In compliance with this year's theme, we are seeking films with a social, cultural or political subject focusing on the politics of power in the Arab world since the uprisings.
- Short Film: fiction, 3 to 40 minutes in duration
As the only fiction category in our festival, we encourage narratives told with wit, humour and artistic interpretation. We also seek out experimental films that use a variety of styles and elements of the audio-visual medium.
- Short Documentary: non-fiction, 10 to 40 minutes in duration
- Feature Documentary: non-fiction, 40 to 90 minutes in duration
For both documentary categories, we will reward films that show courage in dealing with difficult subjects, films that challenge power and authority, seek justice or reveal something new about an issue of public interest in the Arab world.
- Reportage: non-fiction, 0 to 10 minutes in duration
This category will be openly judged, all formats are welcome, and amateurs are strongly encouraged. Rather than production value, we will be looking at the willingness and courage to help expose stories that are underreported.
- Digital Journalism: web-based piece of journalism
This category included multimedia storytelling incorporating images, video, sound, interactive maps, blogs, and even 'news gaming'. This can also include made-for digital video such as virtual reality and 360 degree films. This does not include web-based 2D film.
Take a look at the Terms & Conditions for a full guide and more details on categories, submission formats and eligibility.
- Films must have been made after January 1, 2016
- DEADLINE FOR SUBMISSIONS IS 11:55pm ON OCTOBER 20, 2017
- Special nomination is for the 'BBC Arabic Young Journalist Award', given to a non-fiction filmmaker or digital journalist between 18 and 30 years old.

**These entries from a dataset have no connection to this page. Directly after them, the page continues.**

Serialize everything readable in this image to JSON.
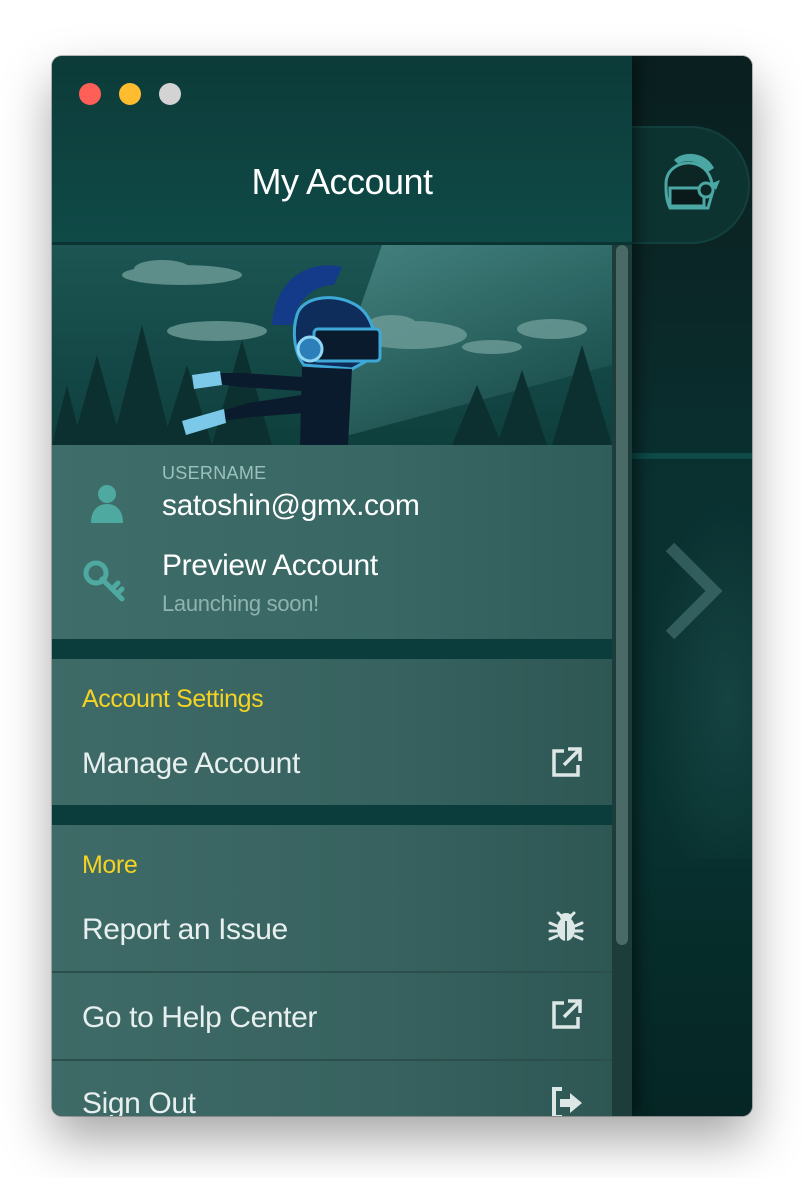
{
  "window": {
    "title": "My Account"
  },
  "account": {
    "username_label": "USERNAME",
    "username": "satoshin@gmx.com",
    "plan": "Preview Account",
    "plan_note": "Launching soon!"
  },
  "sections": {
    "account_settings": {
      "heading": "Account Settings",
      "manage_account": "Manage Account"
    },
    "more": {
      "heading": "More",
      "report_issue": "Report an Issue",
      "help_center": "Go to Help Center",
      "sign_out": "Sign Out"
    }
  },
  "icons": {
    "close": "red-traffic-light",
    "minimize": "yellow-traffic-light",
    "zoom": "gray-traffic-light",
    "avatar": "helmet-icon",
    "user": "user-icon",
    "key": "key-icon",
    "external_link": "external-link-icon",
    "bug": "bug-icon",
    "sign_out": "sign-out-icon",
    "next": "chevron-right-icon"
  },
  "colors": {
    "accent_yellow": "#f5d324",
    "drawer_bg": "#0a4240",
    "section_bg": "#3e6a67"
  }
}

- Special nomination for the 'Best Work in Journalism' for a non-fiction film or digital journalism piece from the Official Selection
- A chosen selection of the Festival programme will also receive an invitation to air on BBC Arabic TV
BBC Arabic Festival is committed to bringing bold voices, telling unique and original stories to a London audience. The official selection, based entirely on public submissions, attracts beginning talent along with established filmmakers, reflecting the current cinematic and journalist interest in the region. The Festival's live element is enhanced by post-screening discussions and audience Q&A's with the directors themselves, alongside BBC journalists and experts in the field. Selected films from the programme are also aired on BBC Arabic TV to its international, Arabic speaking audience of 38 million people.
BBC Arabic Festival held its first edition in 2014. The Festival is keen to build on its strength in seeking original works by beginning talent and screening films by established directors delivering unique stories from across the Arab world. The BBC Arabic Festival's commitment to endorse the training of one winning recipient per year continues. The Festival attracts a growing live audience at its based in the New Broadcasting House in central London, meanwhile extending this audience to its 38 million-people strong TV audience.